Induction of labour in women with gestational diabetes

A health worker is measuring sugar level of a patient.

Induction of labour in women with gestational diabetes

Summary

Induction of labour (artificially initiated labour) is becoming more common worldwide. Up to 25% of women in developed countries undergo induction, while in developing countries these are generally rates are generally lower, but increasing. Induction of labour is not risk-free and many women find it to be uncomfortable. These guidelines were developed in order to promote evidence-based practice in inducing labour to improve maternal and newborn outcomes worldwide.
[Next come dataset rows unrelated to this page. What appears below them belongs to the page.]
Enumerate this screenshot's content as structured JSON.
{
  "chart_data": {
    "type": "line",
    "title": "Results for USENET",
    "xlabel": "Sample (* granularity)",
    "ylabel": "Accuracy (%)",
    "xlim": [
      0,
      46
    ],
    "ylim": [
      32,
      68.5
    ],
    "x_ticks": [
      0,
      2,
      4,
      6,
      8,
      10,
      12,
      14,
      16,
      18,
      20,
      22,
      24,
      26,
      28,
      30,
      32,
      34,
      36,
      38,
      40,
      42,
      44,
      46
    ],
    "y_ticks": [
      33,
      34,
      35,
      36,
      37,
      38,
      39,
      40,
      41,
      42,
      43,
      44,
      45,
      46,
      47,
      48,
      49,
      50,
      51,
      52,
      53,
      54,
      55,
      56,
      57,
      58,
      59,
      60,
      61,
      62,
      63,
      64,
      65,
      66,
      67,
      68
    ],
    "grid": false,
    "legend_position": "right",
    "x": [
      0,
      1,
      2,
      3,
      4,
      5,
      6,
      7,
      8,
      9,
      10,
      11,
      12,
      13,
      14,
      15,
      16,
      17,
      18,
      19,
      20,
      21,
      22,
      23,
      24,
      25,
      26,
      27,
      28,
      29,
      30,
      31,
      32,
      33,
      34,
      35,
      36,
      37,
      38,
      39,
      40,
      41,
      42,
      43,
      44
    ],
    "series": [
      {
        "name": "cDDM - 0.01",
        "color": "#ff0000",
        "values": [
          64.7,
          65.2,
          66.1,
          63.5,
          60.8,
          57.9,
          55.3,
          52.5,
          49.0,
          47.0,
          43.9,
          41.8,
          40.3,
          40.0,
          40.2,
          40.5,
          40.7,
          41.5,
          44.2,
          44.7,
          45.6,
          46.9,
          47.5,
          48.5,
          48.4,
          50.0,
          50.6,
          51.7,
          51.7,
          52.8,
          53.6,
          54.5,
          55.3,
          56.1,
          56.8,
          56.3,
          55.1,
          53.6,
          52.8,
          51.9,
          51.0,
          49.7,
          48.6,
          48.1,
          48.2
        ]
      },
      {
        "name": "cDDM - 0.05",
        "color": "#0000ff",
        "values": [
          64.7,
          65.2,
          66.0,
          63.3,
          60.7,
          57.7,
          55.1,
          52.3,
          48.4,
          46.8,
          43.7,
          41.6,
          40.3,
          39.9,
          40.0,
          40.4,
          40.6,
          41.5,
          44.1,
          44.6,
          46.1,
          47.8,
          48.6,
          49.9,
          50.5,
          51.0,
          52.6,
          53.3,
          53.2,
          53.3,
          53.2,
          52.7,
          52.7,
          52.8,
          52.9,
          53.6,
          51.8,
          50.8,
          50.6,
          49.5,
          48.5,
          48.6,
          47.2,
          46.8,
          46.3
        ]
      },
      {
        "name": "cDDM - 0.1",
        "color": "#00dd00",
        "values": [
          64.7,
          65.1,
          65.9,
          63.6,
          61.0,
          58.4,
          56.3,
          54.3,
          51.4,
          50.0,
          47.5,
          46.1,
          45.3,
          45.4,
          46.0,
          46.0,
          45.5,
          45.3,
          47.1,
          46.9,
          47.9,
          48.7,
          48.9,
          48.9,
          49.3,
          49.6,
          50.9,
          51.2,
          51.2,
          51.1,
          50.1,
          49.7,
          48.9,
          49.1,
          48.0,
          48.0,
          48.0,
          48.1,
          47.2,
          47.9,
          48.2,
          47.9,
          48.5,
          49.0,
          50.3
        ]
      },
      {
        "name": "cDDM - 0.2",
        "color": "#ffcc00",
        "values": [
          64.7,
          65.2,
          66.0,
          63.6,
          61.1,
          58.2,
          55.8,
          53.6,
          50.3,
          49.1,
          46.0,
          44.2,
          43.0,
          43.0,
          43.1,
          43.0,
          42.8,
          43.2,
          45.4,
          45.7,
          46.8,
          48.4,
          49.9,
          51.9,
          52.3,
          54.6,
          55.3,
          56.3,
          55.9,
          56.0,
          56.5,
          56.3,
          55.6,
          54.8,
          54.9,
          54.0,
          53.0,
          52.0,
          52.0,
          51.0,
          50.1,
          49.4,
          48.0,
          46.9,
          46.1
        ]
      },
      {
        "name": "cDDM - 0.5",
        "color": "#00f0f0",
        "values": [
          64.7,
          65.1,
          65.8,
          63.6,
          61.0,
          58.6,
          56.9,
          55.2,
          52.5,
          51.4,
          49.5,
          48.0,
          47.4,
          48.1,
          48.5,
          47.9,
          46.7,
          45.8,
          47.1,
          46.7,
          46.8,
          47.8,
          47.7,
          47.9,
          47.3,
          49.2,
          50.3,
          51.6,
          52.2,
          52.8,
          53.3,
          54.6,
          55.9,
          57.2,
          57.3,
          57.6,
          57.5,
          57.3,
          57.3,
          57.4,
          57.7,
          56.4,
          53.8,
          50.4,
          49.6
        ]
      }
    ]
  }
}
The WHO recommendations for Induction of Labour (2011) contain recommendations on the timing and methods of induction and management of adverse events related to induction of labour.

WHO recommendation

If gestational diabetes is the only abnormality, induction of labour before 41 weeks of gestations is not recommended. (Very-low-quality evidence. Weak recommendation.)

  • Participants in the WHO technical consultation acknowledged that labour induction may be necessary in some women with diabetes – for example, those with placental insufficiency and uncontrolled diabetes.

Evidence for this WHO recommendation was extracted from the Cochrane reviews below:

Boulvain M, Stan CM, Irion O. Elective delivery in diabetic pregnant women. Cochrane Database Syst Rev2001, Issue 2. Art. No.: CD001997; DOI: 10.1002/14651858.CD001997.

Abstract

In pregnancies complicated by diabetes the major concerns during the third trimester are fetal distress and the potential for birth trauma associated with fetal macrosomia.

The objective of this review was to assess the effect of a policy of elective delivery, as compared to expectant management, in term diabetic pregnant women, on maternal and perinatal mortality and morbidity.

We searched the Cochrane Pregnancy and Childbirth Group's Trials Register (24 July 2004). We updated this search on 24 July 2009 and added the results to the awaiting classification section.

All available randomized controlled trials of elective delivery, either by induction of labour or by elective caesarean section, compared to expectant management in diabetic pregnant women at term.

The reports of the only available trial were analysed independently by the three co-reviewers to retrieve data on maternal and perinatal outcomes. Results are expressed as relative risks (RR) and 95% confidence intervals (CI).

The participants in the one trial included in this review were 200 insulin-requiring diabetic women. Most had gestational diabetes, except 13 women with type 2 pre-existing diabetes (class B). The trial compared a policy of active induction of labour at 38 completed weeks of pregnancy, to expectant management until 42 weeks. The risk of caesarean section was not statistically different between groups (relative risk (RR) 0.81, 95% confidence interval (CI) 0.52 - 1.26). The risk of macrosomia was reduced in the active induction group (RR 0.56, 95% CI 0.32 - 0.98) and three cases of mild shoulder dystocia were reported in the expectant management group. No other perinatal morbidity was reported.

The results of the single randomized controlled trial comparing elective delivery with expectant management at term in pregnant women with insulin-requiring diabetes show that induction of labour reduces the risk of macrosomia. The risk of maternal or neonatal morbidity was not different between groups, but, given the rarity of maternal and neonatal morbidity, the number of women included does not permit to draw firm conclusions. Women's views on elective delivery and on prolonged surveillance and treatment with insulin should be assessed in future trials.